Published in final edited form as: Nat Ecol Evol. 2017 Feb 17;1:0069. doi: 10.1038/s41559-016-0069

Figure 5. Complex models of HSD evolutionary history.

Figure 5

BACs tiling across human chromosome (a) 7q11 and (b) 7q35 regions were sequenced and assembled (representing human and additional great apes) and supercontigs were created. Estimates of sizes and evolutionary timing (human–chimpanzee distance; Supplementary Table 8) of events are denoted between each predicted intermediate genomic structure. SD organization is depicted as colored arrows across the 7q11 (SDs annotated with subscripts representing relative positions including centromeric (c), middle (m), and telomeric (t) as previously defined41) and 7q35 regions. The orientations of intervening regions are shown with arrows.
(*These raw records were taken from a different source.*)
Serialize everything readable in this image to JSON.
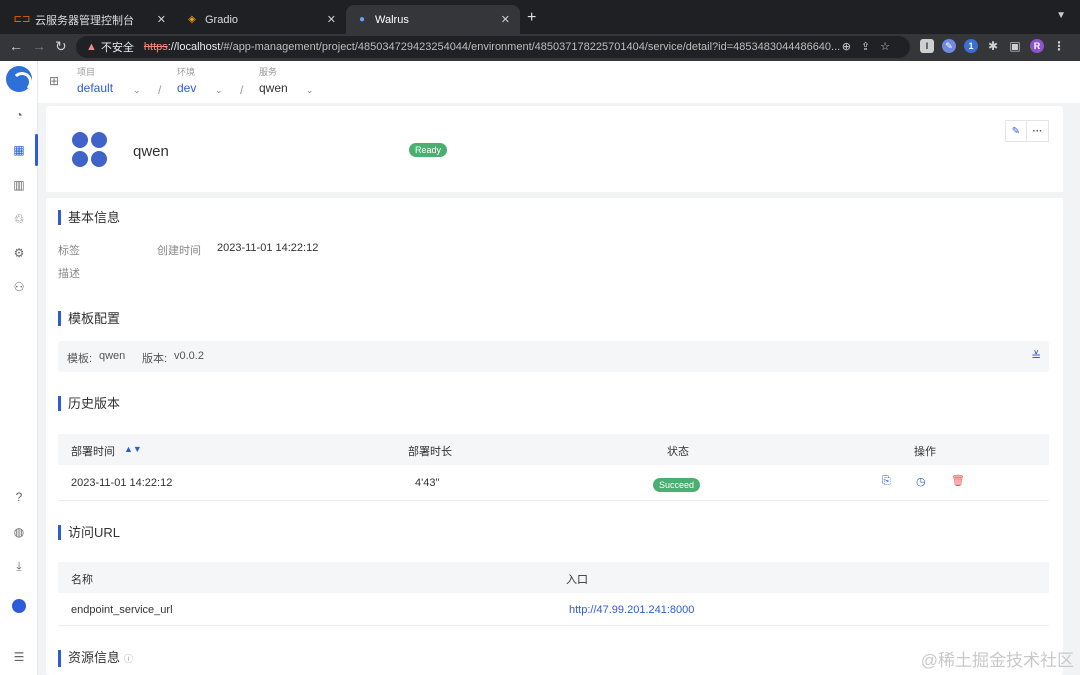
{
  "browser": {
    "tabs": [
      {
        "title": "云服务器管理控制台",
        "active": false
      },
      {
        "title": "Gradio",
        "active": false
      },
      {
        "title": "Walrus",
        "active": true
      }
    ],
    "new_tab": "+",
    "security_warning": "不安全",
    "url_scheme": "https",
    "url_host": "://localhost",
    "url_path": "/#/app-management/project/485034729423254044/environment/485037178225701404/service/detail?id=4853483044486640...",
    "profile_initial": "R"
  },
  "breadcrumb": {
    "project": {
      "caption": "项目",
      "value": "default"
    },
    "environment": {
      "caption": "环境",
      "value": "dev"
    },
    "service": {
      "caption": "服务",
      "value": "qwen"
    },
    "separator": "/"
  },
  "service": {
    "name": "qwen",
    "status": "Ready"
  },
  "basic_info": {
    "title": "基本信息",
    "tags_label": "标签",
    "created_label": "创建时间",
    "created_value": "2023-11-01 14:22:12",
    "desc_label": "描述"
  },
  "template_config": {
    "title": "模板配置",
    "template_label": "模板:",
    "template_value": "qwen",
    "version_label": "版本:",
    "version_value": "v0.0.2"
  },
  "history": {
    "title": "历史版本",
    "columns": [
      "部署时间",
      "部署时长",
      "状态",
      "操作"
    ],
    "rows": [
      {
        "time": "2023-11-01 14:22:12",
        "duration": "4'43\"",
        "status": "Succeed"
      }
    ]
  },
  "access_url": {
    "title": "访问URL",
    "columns": [
      "名称",
      "入口"
    ],
    "rows": [
      {
        "name": "endpoint_service_url",
        "url": "http://47.99.201.241:8000"
      }
    ]
  },
  "resources": {
    "title": "资源信息"
  },
  "watermark": "@稀土掘金技术社区",
  "colors": {
    "accent": "#2e5bd8",
    "success": "#4caf72",
    "danger": "#e05c5c"
  }
}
Models of the predicted evolutionary histories of the HSDs at all loci are depicted starting with the predicted human–chimpanzee common ancestor to the most common haplotype present in modern humans. A Miropeats comparison of the human and chimpanzee contigs shows the pairwise differences between the orthologous regions. Lines connect stretches of homologous regions based on a chosen threshold (s), defined as the number of matching bases minus the number of mismatching bases (s = 500 for a, s = 1000 for b) and match the arrow colors when they connect SD blocks. Additional annotations include whole-genome shotgun sequence detection (WSSD) in human and chimpanzee, indicating duplicated regions identified by sequence read depth56, DupMasker79, and genes.